Bartels schreibt, man müsse die Spielregeln kennen, wenn man mitspielen wolle. Aber was ist, wenn die Spielregeln unattraktiv und verkrustet erscheinen? Erst jahrelanges Hochdienen in einer Partei und Anbiederei bei eventuellen Förderern und danach der ersehnte Posten. Wenn man oben ankommt in der Politik, scheint von der Person nicht mehr viel übrig zu sein. Ist das wirklich erstrebenswert? Diese Generation ist nicht blöd, nur etwas müde, immer wieder von Älteren darauf hingewiesen zu werden, wie wenig sie angeblich weiß. Sie entzieht sich der Politik, wie die Shell Jugendstudie belegt, und sucht ihr Glück woanders - im Beruf oder im Privaten.

Es ist verständlich, dass dies Politikern Angst macht.

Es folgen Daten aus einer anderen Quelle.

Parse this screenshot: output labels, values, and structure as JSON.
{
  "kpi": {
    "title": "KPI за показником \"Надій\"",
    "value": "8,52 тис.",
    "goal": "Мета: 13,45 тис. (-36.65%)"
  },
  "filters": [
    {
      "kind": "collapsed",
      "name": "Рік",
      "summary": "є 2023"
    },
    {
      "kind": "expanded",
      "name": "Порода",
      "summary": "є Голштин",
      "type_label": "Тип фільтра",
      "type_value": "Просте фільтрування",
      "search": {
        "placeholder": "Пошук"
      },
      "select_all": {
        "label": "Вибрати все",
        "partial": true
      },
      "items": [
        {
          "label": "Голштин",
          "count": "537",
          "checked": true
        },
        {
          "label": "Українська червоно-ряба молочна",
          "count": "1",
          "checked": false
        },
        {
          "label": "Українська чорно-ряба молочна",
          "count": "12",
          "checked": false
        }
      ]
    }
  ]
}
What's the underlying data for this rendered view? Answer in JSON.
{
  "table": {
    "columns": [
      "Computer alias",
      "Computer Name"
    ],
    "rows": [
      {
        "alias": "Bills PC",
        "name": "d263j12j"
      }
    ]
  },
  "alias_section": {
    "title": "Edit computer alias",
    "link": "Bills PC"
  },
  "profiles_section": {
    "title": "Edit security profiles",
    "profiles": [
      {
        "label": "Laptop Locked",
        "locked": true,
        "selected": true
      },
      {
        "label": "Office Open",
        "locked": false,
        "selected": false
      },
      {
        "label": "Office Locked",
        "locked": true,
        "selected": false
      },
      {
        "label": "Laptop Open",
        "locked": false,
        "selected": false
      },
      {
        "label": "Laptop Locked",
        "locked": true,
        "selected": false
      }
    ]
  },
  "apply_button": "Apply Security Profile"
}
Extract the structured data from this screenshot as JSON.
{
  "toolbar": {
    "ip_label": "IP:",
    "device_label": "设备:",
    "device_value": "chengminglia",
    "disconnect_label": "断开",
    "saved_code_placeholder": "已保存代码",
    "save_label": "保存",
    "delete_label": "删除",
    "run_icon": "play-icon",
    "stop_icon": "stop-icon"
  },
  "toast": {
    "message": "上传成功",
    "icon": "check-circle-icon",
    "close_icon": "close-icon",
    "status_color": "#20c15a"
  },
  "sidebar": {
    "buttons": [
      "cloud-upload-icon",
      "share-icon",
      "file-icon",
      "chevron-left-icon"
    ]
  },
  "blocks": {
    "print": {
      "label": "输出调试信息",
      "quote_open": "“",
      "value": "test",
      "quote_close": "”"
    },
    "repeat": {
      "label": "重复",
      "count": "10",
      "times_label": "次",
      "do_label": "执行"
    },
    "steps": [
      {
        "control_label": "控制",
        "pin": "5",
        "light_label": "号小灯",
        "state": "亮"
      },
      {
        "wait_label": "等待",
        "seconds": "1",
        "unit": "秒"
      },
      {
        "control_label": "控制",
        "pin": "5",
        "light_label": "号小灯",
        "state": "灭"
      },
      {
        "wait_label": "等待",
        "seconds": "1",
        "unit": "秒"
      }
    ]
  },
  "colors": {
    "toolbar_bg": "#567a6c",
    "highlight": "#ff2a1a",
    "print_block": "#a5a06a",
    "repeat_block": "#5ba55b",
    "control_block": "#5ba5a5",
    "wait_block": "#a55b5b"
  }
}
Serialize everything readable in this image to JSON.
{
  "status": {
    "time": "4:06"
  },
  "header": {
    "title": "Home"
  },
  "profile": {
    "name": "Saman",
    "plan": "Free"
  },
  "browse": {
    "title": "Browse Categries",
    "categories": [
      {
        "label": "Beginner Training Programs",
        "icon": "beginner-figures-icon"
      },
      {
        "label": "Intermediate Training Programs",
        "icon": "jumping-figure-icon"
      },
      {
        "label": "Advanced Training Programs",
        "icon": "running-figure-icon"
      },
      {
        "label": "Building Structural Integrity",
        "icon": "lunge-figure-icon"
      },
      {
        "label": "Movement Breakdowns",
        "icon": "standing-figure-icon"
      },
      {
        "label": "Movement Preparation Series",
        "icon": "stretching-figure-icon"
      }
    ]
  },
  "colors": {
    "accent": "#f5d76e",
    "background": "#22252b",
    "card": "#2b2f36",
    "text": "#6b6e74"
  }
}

Politik erscheint meiner Generation nicht attraktiv, und das hat nichts mit der Unkenntnis von Spielregeln zu tun. Wir sind die Generation, die unter Kohl oder Honecker über die Hälfte ihres Lebens verbracht hat. Honeckers Politik hat sich als fataler Irrtum erwiesen, Kohl stand lange für Werte wie Treue, Vertrauen und Ehrlichkeit. Auch das hat sich nun erledigt. Und keiner wird behaupten, dass Kohl die Spielregeln nicht kannte. Er kannte sie vielleicht zu gut.

Vielleicht sollte sich die ältere Generation einmal selbst fragen, was sie für eine Figur macht, was sie uns vermittelt, und ob ihr die vermeintlich genaue Kenntnis der historischen Zusammenhänge immer den nötigen Überblick über die Gegenwart verschafft oder, ob dafür nicht neue Ideen notwendig sind. Vielleicht erscheinen wir Jungen dann Ihnen, Herr Bartels, plötzlich ganz anders.Die Autorin (27) ist freie Journalistin in Berlin und schreibt regelmäßig für den "Tagesspiegel".